Here is a dump of what I learned.

Context:
 - we want to build using a hermetic offline clone of the dependencies
 - we want to do it completely noninvasively, leaving the codebase unchanged

These are general needs that make sense in general, so I think it is OK to 
adjust the Beam codebase in _general_ ways to support it.

Learnings:
 - the recommended way to inject repositories is with {{--init-script}} but it 
doesn't seem to work; there are many factors
 - setting up {{repositories}} is fine, but we need to set up 
{{buildscript.repositories}} aka plugin repositories, which works much less well
 - {{buildscript}} sections are spec'd to only apply to the current file, so 
having this in the init script does not help (see 
[https://github.com/gradle/gradle/issues/1323] and 
[https://discuss.gradle.org/t/init-scripts-classpath-dependencies-are-not-accessible-in-the-build-script/7044/5])
 - also by the above {{build_rules.gradle}} does not properly declare its 
dependencies, but _accidentally_ gets the right deps from {{build.gradle}}
 - {{pluginManagement}} is a way to set up plugin repositories in an init script
 - {{pluginManagement}} only works if you use the {{plugins}} block, but we use 
the legacy/deprecated way of declaring {{classpath}} dependencies in a 
{{buildscript}} block
 - {{plugins}} block is only applicable to {{build.gradle}}, since an included 
file is a "script plugin", not a build script
 - we have dependency skew between {{build_rules.gradle}} shadow plugin and 
{{build.gradle}} shadow plugin; this is benign
 - putting a plugin in {{buildSrc}} allows simply declaring dependencies and 
repositories like normal in {{buildSrc/build.gradle}}, so that is nice
 - but init script also does not affect buildSrc (will fix, but unknown 
timeframe: [https://github.com/gradle/gradle/issues/1055]) so we need to 
hand-roll some way of injecting the repository
 - init script can be used in a standalone plugin build, which our main build 
can then use; standalone is not that different from {{buildSrc}}, which is also 
not that different (actually much more readable/testable in the long run) than 
a script plugin {{build_rules.gradle}}
 - with a major refactor to put the "natures" on "ext" via the root 
{{build.gradle}} we may be able to get the init script to work most easily, but 
this has undesirable lock-in effects versus a plugin

So all-in-all my recommendation is to finish up the move to {{buildSrc}} and 
then to modify {{buildSrc/build.gradle}} to allow injecting repositories via 
{{-P}} hacks.

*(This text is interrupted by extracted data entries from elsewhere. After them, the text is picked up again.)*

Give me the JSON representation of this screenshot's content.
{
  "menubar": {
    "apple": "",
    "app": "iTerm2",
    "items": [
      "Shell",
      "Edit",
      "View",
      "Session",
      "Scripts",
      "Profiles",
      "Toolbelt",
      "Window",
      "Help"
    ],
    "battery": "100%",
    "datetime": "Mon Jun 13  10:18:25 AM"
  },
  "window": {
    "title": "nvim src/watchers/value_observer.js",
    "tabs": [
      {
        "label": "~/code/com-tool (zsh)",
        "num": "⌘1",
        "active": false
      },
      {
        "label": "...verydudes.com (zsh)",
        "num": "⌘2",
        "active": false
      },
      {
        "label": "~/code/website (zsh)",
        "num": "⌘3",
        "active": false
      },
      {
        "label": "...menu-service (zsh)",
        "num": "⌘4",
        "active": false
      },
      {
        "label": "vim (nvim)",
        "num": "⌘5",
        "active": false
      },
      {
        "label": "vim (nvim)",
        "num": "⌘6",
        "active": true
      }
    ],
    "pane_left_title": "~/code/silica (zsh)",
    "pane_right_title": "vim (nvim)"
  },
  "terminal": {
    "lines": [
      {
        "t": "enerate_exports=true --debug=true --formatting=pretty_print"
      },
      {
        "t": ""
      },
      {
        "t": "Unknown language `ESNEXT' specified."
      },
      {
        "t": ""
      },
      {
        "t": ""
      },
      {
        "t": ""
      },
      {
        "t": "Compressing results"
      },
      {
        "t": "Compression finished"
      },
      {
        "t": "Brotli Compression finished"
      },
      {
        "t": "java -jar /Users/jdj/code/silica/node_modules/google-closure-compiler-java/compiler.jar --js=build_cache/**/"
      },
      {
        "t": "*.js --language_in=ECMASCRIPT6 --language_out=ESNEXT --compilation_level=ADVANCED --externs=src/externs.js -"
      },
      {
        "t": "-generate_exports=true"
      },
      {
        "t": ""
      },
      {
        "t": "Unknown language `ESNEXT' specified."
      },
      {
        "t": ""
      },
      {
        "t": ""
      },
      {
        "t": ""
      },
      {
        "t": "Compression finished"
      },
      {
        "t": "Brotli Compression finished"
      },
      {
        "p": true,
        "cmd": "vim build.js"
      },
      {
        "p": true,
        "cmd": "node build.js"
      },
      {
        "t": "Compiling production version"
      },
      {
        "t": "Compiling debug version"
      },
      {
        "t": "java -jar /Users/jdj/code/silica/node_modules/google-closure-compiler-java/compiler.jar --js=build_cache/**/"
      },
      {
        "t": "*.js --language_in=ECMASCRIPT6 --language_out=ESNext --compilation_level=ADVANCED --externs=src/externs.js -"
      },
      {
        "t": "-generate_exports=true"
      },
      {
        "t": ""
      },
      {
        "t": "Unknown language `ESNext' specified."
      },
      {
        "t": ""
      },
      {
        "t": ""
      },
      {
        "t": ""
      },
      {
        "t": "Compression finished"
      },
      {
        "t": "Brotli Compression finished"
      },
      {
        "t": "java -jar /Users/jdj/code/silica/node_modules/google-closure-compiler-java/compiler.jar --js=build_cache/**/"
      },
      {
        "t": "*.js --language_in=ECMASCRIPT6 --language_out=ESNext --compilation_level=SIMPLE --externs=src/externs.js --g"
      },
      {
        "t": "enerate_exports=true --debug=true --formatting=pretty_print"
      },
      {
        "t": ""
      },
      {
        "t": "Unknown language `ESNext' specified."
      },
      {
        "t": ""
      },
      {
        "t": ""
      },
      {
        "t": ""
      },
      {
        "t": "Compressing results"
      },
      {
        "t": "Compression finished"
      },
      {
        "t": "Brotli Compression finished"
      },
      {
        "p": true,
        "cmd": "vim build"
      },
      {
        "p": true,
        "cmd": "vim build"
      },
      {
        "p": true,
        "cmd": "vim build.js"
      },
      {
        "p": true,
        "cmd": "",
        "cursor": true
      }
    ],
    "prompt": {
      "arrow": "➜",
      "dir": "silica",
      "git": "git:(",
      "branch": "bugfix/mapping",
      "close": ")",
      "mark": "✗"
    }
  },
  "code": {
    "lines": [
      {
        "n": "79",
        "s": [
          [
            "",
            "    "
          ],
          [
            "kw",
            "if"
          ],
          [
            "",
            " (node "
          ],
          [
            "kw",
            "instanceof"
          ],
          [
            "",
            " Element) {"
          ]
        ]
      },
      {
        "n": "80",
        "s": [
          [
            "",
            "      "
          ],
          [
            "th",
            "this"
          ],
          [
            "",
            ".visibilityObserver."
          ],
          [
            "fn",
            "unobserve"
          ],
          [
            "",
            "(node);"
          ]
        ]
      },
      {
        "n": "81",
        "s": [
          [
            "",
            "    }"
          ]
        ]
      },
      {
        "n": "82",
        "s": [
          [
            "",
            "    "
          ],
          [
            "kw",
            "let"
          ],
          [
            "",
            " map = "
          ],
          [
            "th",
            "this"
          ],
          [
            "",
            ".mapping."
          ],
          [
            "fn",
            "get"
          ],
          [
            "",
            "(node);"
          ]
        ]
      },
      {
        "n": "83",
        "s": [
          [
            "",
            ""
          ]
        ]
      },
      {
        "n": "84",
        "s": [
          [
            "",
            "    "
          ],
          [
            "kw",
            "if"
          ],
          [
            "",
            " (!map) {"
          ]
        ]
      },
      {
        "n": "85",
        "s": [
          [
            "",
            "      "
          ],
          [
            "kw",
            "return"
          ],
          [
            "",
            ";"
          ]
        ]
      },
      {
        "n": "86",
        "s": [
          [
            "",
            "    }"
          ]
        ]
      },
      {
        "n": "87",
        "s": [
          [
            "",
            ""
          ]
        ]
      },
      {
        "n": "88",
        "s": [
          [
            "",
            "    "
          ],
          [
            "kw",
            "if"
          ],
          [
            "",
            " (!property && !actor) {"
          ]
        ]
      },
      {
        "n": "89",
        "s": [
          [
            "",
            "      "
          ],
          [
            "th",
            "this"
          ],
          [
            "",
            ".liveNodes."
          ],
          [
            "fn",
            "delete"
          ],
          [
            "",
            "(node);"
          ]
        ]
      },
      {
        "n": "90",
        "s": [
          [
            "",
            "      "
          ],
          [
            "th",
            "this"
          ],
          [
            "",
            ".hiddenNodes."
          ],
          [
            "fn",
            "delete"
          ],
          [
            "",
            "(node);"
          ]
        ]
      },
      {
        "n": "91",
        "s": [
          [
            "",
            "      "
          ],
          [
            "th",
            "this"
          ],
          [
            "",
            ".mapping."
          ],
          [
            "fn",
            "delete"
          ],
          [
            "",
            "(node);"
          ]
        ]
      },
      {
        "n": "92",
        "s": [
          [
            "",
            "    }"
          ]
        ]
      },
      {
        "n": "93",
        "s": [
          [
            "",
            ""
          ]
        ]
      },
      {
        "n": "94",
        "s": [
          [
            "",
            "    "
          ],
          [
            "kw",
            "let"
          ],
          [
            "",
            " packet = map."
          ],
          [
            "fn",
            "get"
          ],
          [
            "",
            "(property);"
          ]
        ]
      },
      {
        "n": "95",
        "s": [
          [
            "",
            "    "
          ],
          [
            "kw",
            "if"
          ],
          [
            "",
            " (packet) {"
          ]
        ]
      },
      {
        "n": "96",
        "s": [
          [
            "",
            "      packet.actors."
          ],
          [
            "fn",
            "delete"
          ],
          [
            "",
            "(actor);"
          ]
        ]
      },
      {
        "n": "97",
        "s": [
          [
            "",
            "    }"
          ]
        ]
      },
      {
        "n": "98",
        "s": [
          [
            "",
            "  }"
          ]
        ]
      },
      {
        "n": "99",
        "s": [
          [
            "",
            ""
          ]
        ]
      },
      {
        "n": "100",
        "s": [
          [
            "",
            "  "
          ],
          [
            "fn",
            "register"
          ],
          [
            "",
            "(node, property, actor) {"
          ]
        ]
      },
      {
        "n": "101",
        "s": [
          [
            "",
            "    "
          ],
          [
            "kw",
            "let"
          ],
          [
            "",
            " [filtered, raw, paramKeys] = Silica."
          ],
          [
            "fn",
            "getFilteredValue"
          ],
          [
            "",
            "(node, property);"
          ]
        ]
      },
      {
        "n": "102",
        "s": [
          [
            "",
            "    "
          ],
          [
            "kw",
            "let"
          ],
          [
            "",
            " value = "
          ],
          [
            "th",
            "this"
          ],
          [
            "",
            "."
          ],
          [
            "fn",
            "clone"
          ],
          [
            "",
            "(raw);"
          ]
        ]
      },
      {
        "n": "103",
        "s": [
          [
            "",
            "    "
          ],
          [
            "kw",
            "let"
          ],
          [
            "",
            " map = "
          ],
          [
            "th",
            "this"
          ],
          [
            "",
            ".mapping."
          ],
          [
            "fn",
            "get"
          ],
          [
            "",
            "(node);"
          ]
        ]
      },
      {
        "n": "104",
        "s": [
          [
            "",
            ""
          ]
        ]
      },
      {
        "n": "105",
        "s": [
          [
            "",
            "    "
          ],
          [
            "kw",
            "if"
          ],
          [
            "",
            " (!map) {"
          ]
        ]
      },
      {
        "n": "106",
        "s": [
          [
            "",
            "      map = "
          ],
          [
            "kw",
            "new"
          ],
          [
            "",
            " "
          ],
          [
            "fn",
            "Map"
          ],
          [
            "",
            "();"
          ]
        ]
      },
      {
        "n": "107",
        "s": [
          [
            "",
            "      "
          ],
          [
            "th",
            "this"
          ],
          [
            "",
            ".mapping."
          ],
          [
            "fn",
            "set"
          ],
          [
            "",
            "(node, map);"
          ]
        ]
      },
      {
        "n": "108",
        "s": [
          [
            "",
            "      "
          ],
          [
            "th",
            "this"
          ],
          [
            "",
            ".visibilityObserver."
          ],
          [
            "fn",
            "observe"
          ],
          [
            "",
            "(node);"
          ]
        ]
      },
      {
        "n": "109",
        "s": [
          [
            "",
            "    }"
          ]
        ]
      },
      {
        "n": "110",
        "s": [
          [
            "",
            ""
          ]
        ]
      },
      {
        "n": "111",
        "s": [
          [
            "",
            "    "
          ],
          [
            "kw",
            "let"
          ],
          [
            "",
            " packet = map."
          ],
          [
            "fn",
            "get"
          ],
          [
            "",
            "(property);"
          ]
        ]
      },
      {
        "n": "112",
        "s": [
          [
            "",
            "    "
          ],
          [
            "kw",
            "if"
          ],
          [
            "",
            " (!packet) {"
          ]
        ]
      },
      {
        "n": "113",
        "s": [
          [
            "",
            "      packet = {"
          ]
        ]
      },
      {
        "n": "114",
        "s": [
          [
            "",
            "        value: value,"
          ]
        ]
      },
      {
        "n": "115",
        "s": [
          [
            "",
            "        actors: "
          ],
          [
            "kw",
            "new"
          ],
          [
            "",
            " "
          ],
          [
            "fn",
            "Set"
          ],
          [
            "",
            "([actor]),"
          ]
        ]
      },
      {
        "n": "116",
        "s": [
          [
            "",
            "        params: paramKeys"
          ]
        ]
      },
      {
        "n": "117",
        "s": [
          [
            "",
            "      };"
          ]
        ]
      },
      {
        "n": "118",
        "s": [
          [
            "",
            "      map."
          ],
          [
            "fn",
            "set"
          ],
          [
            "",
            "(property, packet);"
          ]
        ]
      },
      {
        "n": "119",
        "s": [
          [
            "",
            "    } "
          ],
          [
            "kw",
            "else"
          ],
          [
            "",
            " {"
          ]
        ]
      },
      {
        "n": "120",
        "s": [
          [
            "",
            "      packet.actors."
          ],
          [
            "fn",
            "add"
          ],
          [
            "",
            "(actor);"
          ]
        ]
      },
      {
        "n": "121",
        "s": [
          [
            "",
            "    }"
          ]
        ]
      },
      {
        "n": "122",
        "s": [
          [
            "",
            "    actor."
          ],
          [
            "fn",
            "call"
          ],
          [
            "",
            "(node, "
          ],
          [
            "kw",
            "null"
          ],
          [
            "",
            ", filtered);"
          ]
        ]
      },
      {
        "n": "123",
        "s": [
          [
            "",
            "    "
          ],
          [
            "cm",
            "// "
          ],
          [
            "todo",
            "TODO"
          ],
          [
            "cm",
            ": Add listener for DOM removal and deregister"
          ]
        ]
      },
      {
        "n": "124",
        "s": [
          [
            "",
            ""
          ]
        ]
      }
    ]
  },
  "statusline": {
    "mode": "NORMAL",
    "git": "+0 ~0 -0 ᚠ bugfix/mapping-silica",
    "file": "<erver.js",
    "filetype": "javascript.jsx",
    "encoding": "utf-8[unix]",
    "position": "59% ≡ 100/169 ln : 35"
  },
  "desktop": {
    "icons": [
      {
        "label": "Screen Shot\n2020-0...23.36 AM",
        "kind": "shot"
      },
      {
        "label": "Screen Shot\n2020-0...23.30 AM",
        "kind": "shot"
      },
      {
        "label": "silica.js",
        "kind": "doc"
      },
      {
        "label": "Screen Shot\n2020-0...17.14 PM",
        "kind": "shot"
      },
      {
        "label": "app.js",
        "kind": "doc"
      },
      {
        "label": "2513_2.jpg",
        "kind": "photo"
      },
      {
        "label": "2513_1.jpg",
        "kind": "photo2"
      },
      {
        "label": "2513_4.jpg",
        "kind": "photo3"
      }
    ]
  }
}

From there, the Beam project and codebase has done plenty to make 
it possible to build in a custom environment.

> Move DataflowRunner off of Maven build files
> --------------------------------------------
>
>                 Key: BEAM-4512
>                 URL: https://issues.apache.org/jira/browse/BEAM-4512
>             Project: Beam
>          Issue Type: Sub-task
>          Components: runner-dataflow
>            Reporter: Chamikara Jayalath
>            Assignee: Mark Liu
>            Priority: Major
>
> Currently DataflowRunner (internally at Google) depends on Beam's Maven build 
> files. We have to move some internal build targets to use Gradle so that 
> Maven files can be deleted from Beam.